The only thing that Loretta “Dolly” Ames ever wanted was for people to be more aware of the needy.
“It’s hard to sum up a life in a few words, but she was the kind of person that although she had very little, she would give you whatever she had,” Ames’ cousin, Bonnie Bentley, said. “She really understood the concept of unconditional love.”
A few days before her 80th birthday, Ames, a longtime Winter Springs resident and active community board member, passed away, having endeared herself to everyone from local canines to the mayor.

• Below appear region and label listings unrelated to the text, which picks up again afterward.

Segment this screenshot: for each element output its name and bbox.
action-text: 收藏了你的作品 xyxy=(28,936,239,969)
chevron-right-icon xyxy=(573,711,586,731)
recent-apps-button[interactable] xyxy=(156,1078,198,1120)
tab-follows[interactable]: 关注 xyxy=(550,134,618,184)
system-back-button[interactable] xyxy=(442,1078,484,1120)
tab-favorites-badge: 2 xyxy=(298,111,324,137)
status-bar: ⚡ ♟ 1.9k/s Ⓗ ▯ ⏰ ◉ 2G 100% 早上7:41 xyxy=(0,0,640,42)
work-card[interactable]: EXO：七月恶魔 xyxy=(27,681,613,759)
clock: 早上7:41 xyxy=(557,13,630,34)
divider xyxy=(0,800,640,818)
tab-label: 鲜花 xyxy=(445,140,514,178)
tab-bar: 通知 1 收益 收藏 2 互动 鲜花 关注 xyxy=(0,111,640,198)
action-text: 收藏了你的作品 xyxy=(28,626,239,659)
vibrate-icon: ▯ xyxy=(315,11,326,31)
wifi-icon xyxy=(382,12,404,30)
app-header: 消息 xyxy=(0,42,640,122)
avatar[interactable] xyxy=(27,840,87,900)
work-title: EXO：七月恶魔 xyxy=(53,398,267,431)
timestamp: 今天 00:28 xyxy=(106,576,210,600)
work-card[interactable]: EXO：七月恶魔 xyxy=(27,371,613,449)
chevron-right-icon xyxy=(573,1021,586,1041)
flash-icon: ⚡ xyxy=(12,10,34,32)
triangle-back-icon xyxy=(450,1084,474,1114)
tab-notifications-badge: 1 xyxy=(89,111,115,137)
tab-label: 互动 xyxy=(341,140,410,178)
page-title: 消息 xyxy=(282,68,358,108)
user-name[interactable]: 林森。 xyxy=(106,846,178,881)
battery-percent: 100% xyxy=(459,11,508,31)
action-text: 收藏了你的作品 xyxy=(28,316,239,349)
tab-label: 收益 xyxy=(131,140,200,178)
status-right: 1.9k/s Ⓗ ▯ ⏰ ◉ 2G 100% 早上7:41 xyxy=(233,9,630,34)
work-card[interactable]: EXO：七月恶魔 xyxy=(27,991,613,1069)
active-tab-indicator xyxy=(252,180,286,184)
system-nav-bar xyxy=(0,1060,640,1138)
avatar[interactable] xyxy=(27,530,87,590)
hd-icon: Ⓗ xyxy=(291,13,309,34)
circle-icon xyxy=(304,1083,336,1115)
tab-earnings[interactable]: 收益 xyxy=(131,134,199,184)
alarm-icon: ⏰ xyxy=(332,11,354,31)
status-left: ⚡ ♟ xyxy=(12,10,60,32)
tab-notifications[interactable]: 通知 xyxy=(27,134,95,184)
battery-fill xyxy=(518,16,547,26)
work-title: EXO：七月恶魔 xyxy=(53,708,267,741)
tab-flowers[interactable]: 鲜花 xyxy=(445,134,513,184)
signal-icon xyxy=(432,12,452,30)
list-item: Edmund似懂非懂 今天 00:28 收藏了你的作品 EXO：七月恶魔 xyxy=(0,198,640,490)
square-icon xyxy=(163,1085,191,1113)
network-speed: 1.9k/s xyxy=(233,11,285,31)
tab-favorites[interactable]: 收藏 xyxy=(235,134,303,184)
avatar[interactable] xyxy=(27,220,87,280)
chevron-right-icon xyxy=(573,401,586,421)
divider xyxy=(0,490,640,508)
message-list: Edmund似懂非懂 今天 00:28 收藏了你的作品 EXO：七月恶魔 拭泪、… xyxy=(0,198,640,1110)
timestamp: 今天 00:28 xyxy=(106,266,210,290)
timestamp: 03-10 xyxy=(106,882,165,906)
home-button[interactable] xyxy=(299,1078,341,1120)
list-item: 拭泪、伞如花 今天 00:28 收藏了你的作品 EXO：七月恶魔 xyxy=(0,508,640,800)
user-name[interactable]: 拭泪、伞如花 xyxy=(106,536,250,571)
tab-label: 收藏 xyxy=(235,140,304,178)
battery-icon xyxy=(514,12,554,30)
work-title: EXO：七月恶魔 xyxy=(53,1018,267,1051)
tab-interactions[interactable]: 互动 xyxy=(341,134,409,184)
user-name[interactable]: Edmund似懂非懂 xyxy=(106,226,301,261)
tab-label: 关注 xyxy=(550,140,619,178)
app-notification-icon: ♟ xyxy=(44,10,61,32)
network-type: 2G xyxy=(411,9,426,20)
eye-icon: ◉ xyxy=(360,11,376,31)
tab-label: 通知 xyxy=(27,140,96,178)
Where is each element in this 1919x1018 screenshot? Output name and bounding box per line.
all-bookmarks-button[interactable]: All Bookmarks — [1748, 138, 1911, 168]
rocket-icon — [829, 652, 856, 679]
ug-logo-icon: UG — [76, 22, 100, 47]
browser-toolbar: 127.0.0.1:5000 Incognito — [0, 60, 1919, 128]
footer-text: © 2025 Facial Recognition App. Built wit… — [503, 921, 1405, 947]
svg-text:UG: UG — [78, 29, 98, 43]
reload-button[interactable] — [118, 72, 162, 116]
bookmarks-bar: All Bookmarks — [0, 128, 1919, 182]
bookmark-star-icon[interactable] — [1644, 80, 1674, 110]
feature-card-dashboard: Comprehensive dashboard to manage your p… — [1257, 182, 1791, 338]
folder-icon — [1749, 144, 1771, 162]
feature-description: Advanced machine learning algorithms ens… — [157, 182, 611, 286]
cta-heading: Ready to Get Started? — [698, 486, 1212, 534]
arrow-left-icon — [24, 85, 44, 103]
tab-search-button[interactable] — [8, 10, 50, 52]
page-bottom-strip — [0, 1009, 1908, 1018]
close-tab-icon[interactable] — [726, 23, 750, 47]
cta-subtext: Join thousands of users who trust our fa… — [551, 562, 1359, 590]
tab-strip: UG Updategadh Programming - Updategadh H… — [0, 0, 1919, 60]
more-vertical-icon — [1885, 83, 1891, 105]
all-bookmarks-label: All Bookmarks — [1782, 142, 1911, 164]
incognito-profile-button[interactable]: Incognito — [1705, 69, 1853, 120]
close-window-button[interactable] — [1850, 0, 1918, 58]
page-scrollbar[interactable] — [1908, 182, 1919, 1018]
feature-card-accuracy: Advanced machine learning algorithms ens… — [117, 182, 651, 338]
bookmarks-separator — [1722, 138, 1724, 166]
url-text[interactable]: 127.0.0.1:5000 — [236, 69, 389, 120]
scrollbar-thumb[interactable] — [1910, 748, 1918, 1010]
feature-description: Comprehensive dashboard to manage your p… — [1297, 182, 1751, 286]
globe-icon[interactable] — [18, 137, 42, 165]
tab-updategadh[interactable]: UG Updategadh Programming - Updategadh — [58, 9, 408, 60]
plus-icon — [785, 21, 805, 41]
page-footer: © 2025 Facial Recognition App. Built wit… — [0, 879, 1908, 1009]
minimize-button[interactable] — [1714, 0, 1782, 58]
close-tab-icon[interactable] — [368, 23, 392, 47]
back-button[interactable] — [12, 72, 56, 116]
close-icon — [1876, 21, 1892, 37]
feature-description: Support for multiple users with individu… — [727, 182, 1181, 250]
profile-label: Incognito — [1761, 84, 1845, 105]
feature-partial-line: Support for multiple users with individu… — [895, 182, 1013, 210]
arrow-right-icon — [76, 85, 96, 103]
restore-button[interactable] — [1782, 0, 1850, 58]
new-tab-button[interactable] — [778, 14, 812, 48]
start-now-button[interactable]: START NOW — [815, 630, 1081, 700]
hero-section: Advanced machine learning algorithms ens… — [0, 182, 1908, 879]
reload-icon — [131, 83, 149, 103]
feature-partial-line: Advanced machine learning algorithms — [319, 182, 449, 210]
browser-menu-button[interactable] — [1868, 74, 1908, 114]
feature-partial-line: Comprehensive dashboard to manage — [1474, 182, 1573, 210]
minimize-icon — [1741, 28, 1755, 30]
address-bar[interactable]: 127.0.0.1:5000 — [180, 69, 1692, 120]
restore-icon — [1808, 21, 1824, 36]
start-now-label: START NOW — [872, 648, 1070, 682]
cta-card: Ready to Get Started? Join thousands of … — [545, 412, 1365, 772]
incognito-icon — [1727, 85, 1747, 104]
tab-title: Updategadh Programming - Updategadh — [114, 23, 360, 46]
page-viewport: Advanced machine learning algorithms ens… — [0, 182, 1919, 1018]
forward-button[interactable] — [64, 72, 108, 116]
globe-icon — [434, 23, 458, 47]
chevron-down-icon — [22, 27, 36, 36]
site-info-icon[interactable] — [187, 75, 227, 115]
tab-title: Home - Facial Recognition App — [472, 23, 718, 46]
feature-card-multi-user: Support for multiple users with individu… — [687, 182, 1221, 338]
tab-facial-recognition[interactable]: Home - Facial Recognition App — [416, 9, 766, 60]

Ames was born on Jan. 24, 1942 in Cleveland, Ohio, but she lived for the last 18 years in Winter Springs, where she passed away on Jan. 18.
“Even though she didn’t have a lot of family, she found her substitute family here in Florida,” said Phil Ayres, the pastor of LifePoint Christian Church, where Ames was a member. “She was at every potluck, at every dinner.” Ayres said she loved animals and she loved serving the community and her church.
Ames regularly attended Winter Springs City Commission meetings, and was a member of the Winter Springs Police Department’s Citizens Advisory Committee, and the city’s Bicycle and Pedestrian Advisory Committee.
“She was one of the most regular residents at our City Commission Meetings for many years,” Winter Springs Mayor Kevin McCann said. “She had a nice personal relationship with every one of the city commissioners and the other residents that regularly attended.”
McCann said that Ames had persistence because she was a fighter for her community.
“Isn’t that a nice legacy? When our time here is gone, it sure would be nice to have people think of you the same way,” McCann said. “May we all be so fortunate.”
Jeri Graumlich, 60, said she met Ames 18 years ago, and when she first got to know her, she said that Ames was helping people at her church who were hospitalized or ill. Ames would take care of their homes and pets.
She said Ames was like a grandmother in her family, but also a sweet friend with a strong personality who lived to make people laugh.
“She was passionate about serving and helping others and she was equally passionate if she was frustrated,” Graumlich said. “You never doubted where she stood in anything, it was her gumption that first attracted me to her.”
She also said that Ames cared so much for animals that Ames was instrumental in helping to bring a dog park to Winter Springs, as she had done in Maryland, where she lived before relocating to Florida.
Graumlich helped Ames as she lost her mobility during recent years. She would help her pay bills, and the two would “buddy up” to go places.
Graumlich said that even though Ames struggled to walk, having a weak leg that forced her to use a walker or wheelchair for mobility, she would ride her three-wheeled cycle around the neighborhood. She would pedal the tricycle, letting her stronger leg do most of the work. Despite having once fallen off of it, Graumlich said the septuagenarian was undaunted.
One of the things Ames was working toward was increasing the time for pedestrian crossing at crosswalks in Winter Springs to benefit the elderly.
“She was feisty, she had a lot of spunk, and a lot of spirit,” Graumlich said. “She was determined to stay as active as she could, both in her mind and her body, even if her body was really working against her.”
Graumlich said that in January Ames went to a hospital because she was feeling weak and ended up being diagnosed with asymptomatic COVID-19, but then, a week and a half later was diagnosed with sepsis-associated encephalopathy, a disease of the brain resulting from inflammation. By the time she was diagnosed, it was too late to save her.
“None of us has a clue, there was nothing in her life that was life-threatening,” Graumlich said.
Bentley, Ames’ cousin, said Ames was non-responsive for four days at the Orlando Health Central Hospital before passing away.
She said she wanted Ames’ memorial, which was held on Jan. 29 at LifePoint Christian Church, to be a call to action for people to help one another..
Bentley imagines Ames in heaven with all her puppies, referring to the nine dogs Ames had cared for over her lifetime. She asked Bentley to see that Ames’ ashes were combined with those of her dogs, then dispersed together at one of her favorite places, the ocean.
“She loved the water,” Bentley said. “She asked me to spread her ashes over the Atlantic Ocean and I have a trip planned to the Florida Keys just to do that.”